そのとおりにロイは、自分の笑顔を見ると、また、すぐに引いた。
あんたが良いなら、いいけどな、と言って。
マルスの腕の中の紙袋から覗く、赤いりんごを一つかすめていく。
「……」
そんな、何気ない動作は、何かを思い出す。
空いっぱいに広がる、茜色と一緒に。
それは、自分の心の傷に触れる思い出で、
胸に、痛みをにじませる、そんなやわらかな思いに似ていた。
こんなにも、明るいものを見て、
どうして、胸に痛みが広がっていくのか。
身体の中に流れているのも、確かに赤い色をして、
それでもその色とは違った赤い色で。
自分の身に起こったいろんなことで、赤い色は嫌いで、
それでも今はもう、そんなに嫌いではないが。
前にもそんなことを言った気がする。
確か、ロイに訊かれて。
夕焼けの空を見ていると、何かを思い出す。
自分の“世界”の思い出と、こちらの世界の思い出の、どちらも。
「……あ、なあ、マルス」
「……? 何だ?」
どちらの世界にいたときも、心のかたすみに残った大切な思い出には、
必ず傍に、大切な人がいた。
未来を約束して、一緒に歩いて、どんな話をしたんだったか。
それは、何気ない会話で、
後になってから、そんな何気ない時間が、一番大切な時間になって、
そして今、思い出となって、胸に痛みを広げている。
別に、悲しい思い出というわけでも、つらい思い出というわけでもないのに、
どうして思い出すときは、少しだけ、痛いのだろう。
当人が、傍に、いないからだろうか。
だから、少し、悲しくなるのだとしたら。
今、一番、傍にいるんだと本人が言っている、あの少年も。
彼が、うるさいくらい口にする、あの言葉も。
何気ない、こんな時間も。
嬉しくても、悲しくても、楽しくても、つらくても、
全部が同じになってしまう日が、多分、来るのだろう。
またこんな風に、きっと、何かを思い出す。
夕焼けの空を見て、おぼろげに、誰かのことを思って。
少し、ほんの少しだけ、寂しい思いをするのだろう。
思い出というのはそういうもので、
人の想いというのはそういうものなのだと、
誰かが言っていた。
「今日の夕飯。
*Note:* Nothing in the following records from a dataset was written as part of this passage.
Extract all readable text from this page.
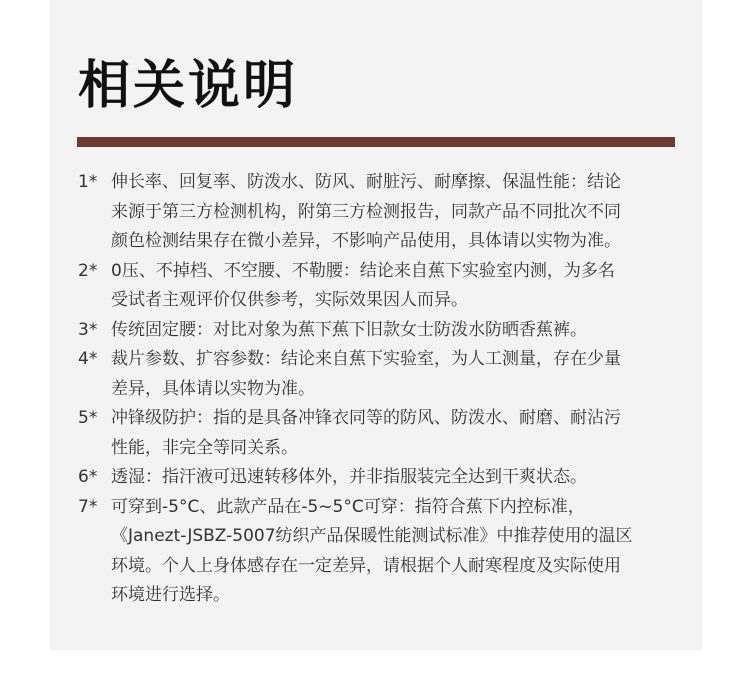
相关说明
1* 伸长率、回复率、防泼水、防风、耐脏污、耐摩擦、保温性能：结论
来源于第三方检测机构，附第三方检测报告，同款产品不同批次不同
颜色检测结果存在微小差异，不影响产品使用，具体请以实物为准。
2* 0压、不掉档、不空腰、不勒腰：结论来自蕉下实验室内测，为多名
受试者主观评价仅供参考，实际效果因人而异。
3* 传统固定腰：对比对象为蕉下蕉下旧款女士防泼水防晒香蕉裤。
4* 裁片参数、扩容参数：结论来自蕉下实验室，为人工测量，存在少量
差异，具体请以实物为准。
5* 冲锋级防护：指的是具备冲锋衣同等的防风、防泼水、耐磨、耐沾污
性能，非完全等同关系。
6* 透湿：指汗液可迅速转移体外，并非指服装完全达到干爽状态。
7* 可穿到-5°C、此款产品在-5~5°C可穿：指符合蕉下内控标准，
《Janezt-JSBZ-5007纺织产品保暖性能测试标准》中推荐使用的温区
环境。个人上身体感存在一定差异，请根据个人耐寒程度及实际使用
环境进行选择。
何?」
かじりかけのりんごを持って、にっこりと笑う。
茜色の夕焼けがよく似合うと思う。
今はまだ、少しも、寂しさなんて感じない。
優しい痛みに似てる。
夕焼けの空の下で、ふ、と微笑む。
「……ロイが食べたいものでいいよ。何がいい?」
「え? ……んっと。じゃあ……、」
子供らしく、屈託無く笑う、その顔も。
迷いの無い、優しい言葉も、その声も。
いつかすべてが、夕焼けの空にとけて、なくなってしまうその日まで。
思い出して、少し悲しくなるほどに、大切になるように。
「……あ! プリンが食べたい!」
「そうじゃないだろ。……バカ」
言葉の端に、気持ちがにじむ。
「俺も手伝うからー。なー、いいだろー?」
「僕が訊いたのは、デザートのことじゃなくて……!」
指の先を、少し大きな手にとられて、
前みたいに、振りほどいたり、逃げ出したりはしない。
それは、祈りの姿に似ていたかもしれない。
大切な君へ。
大好きな笑顔に引かれて、
帰り道をずっと行く。
マルスが素直すぎておかしいです……(笑)
相変わらず、一人がぐだぐだと考えている話しか書けませんが、
今はまだいいかな。
最近はどうも、思い出とか記憶とかそういうものが好きらしいです。